When the dust finally settles on the presidential debate, President Obama and GOP presidential foe Mitt Romney will have spent nearly five hours battering each other on who can do the best or worst job on tax reform, job creation, deficit reduction and Middle East affairs.
These are the same issues that the two have talked to near life support for months on end. The pundits, a big chunk of the media and millions of Americans can virtually recite by rote the punch lines of both candidates on these issues. They are that familiar and worked over.
The same can’t be said of other big ticket items that affect tens of millions of Americans’ lives, pocketbooks and well-being. The most ignored of these issues is poverty. The figures from every recent study and survey on poverty and income inequality are increasingly well-known and appalling. More Americans in recent years have sunk below the poverty line. Their income gap has widened to the greatest spread in decades. And more Americans have slid from what once was considered the middle class into the ranks of the poor.
Romney has uttered the word “poverty” a couple of times on the campaign trail, and Obama has referenced that people are hurting economically. But that’s about it.
Education is a close second of the ignored issues. Obama and Romney could do a whole debate on this one. They can tell what’s right or wrong about charter schools versus public schools, and what they’d do to make both either more widespread in the case of charters, or more effective in the case of public schools.
The U.S. has long had the dubious distinction of incarcerating more of its citizens than many nations combined. The number jailed has topped two million for several years. State legislators have pulled their hair out trying to figure out some way — any way — to get a handle on the surging incarceration numbers. They’ve farmed out inmates, wrestled with court orders to reduce the jail numbers, slashed budgets and come up with alternative-to-incarceration measures to end overcrowding.
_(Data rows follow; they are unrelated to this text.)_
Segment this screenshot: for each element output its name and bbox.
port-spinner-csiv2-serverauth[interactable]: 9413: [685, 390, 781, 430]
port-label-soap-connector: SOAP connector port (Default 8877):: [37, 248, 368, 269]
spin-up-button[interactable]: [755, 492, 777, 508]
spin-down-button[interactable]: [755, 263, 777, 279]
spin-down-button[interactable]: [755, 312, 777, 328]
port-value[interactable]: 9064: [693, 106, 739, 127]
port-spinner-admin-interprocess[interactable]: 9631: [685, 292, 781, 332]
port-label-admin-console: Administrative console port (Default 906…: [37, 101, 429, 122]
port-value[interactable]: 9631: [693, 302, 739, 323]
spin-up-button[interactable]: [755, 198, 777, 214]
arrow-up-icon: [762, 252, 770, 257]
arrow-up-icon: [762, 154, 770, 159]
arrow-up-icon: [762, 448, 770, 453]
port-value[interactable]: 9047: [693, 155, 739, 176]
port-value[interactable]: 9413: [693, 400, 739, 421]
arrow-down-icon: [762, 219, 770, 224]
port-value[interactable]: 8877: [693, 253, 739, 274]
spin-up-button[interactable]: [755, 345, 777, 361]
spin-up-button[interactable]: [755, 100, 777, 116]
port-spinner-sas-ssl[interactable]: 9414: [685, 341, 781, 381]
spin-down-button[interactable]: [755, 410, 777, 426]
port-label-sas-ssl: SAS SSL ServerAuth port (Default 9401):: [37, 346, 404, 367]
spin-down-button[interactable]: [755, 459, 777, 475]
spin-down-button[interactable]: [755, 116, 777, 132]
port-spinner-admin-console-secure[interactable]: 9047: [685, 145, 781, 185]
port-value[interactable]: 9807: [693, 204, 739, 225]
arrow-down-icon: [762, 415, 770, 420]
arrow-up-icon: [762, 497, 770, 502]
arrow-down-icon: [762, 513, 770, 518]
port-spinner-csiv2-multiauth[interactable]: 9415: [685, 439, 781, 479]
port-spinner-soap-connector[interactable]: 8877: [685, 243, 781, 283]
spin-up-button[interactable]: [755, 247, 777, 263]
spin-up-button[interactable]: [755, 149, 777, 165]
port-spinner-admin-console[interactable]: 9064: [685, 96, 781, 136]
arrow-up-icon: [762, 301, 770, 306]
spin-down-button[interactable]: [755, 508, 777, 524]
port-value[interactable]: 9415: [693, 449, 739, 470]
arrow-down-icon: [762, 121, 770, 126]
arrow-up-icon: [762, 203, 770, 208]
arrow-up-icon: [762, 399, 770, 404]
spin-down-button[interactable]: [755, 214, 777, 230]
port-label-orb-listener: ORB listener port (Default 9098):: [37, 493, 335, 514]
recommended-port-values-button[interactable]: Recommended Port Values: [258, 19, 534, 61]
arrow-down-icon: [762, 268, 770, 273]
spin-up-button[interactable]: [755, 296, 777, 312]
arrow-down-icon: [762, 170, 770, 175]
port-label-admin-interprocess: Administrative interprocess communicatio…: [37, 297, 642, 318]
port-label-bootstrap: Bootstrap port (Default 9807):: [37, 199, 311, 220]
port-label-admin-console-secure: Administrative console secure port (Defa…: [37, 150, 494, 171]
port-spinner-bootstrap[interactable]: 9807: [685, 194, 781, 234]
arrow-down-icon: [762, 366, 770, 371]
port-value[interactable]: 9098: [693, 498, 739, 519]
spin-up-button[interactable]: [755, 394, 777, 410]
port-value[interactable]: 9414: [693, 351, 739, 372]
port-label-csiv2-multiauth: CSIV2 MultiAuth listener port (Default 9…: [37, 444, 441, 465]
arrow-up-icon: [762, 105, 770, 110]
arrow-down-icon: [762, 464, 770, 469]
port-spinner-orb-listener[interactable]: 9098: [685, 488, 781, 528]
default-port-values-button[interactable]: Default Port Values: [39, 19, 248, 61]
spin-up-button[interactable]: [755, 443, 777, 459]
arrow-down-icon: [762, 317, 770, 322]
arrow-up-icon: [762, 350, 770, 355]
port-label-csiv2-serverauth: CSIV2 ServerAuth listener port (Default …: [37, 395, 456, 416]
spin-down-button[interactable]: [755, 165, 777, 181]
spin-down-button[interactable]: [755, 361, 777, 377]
The close kin to that ignored issue is the drug war. It has wreaked havoc and mayhem on families, swamped prisons and the courts, and ballooned state and federal prison budgets. Romney has been mute on the issue. Obama has taken quiet action to end the disparities in crack cocaine sentencing, and has hinted that drug reform will be a possible priority during his second term. But that’s where the talk on the issue has ended.
Then there’s the housing crisis. The No. 1 reason for the financial tumble that nearly collapsed the economy was the foreclosure debacle and the banks’ and finance industry’s well-documented abuses of it. Tens of thousands of homebuyers were victimized by the housing crisis and they are still underwater financially, facing foreclosure and the free-fall drop in their personal wealth from plummeting home equity.
Romney and Obama have talked about the crisis, and Obama has tried mightily to put reforms in place to help thousands save their homes. But it’s been missing from the campaign debate.
Civil Rights have been ignored in presidential debates for two decades. The issue is now even more compelling with the Supreme Court’s pending affirmative action decision. Yet the unwritten rule is the subject is out of bounds for debate. Race is simply too prickly, too charged, and too much of a minefield that candidates fear to tread through.
This is a natural segue to the debates that ignore what kind of Supreme Court Obama and Romney want to see. The Court will have a profound impact on law and public policy for years to come. There is an ocean-wide gulf between Obama and Romney’s views of what kind of justices they like, and their view of the court’s role in deciding law and public policy issues.
The jousts that Obama and Romney will engage in tell much about which candidate is the niftiest and nimblest on their feet with a pointed response or rebuttal to an attack.
But most Americans also want and demand some substance to go along with style points. This means, above all, talking about all the issues that impact the lives of Americans.
When a handful of issues are cherry-picked and encoded as templates that the candidates endlessly rehash, then the debates become thoroughly formulaic and predictable. This hasn’t changed during the past decade of presidential debates, and the Obama and Romney tiffs haven’t changed that either.
Earl Ofari Hutchinson is an author and political analyst.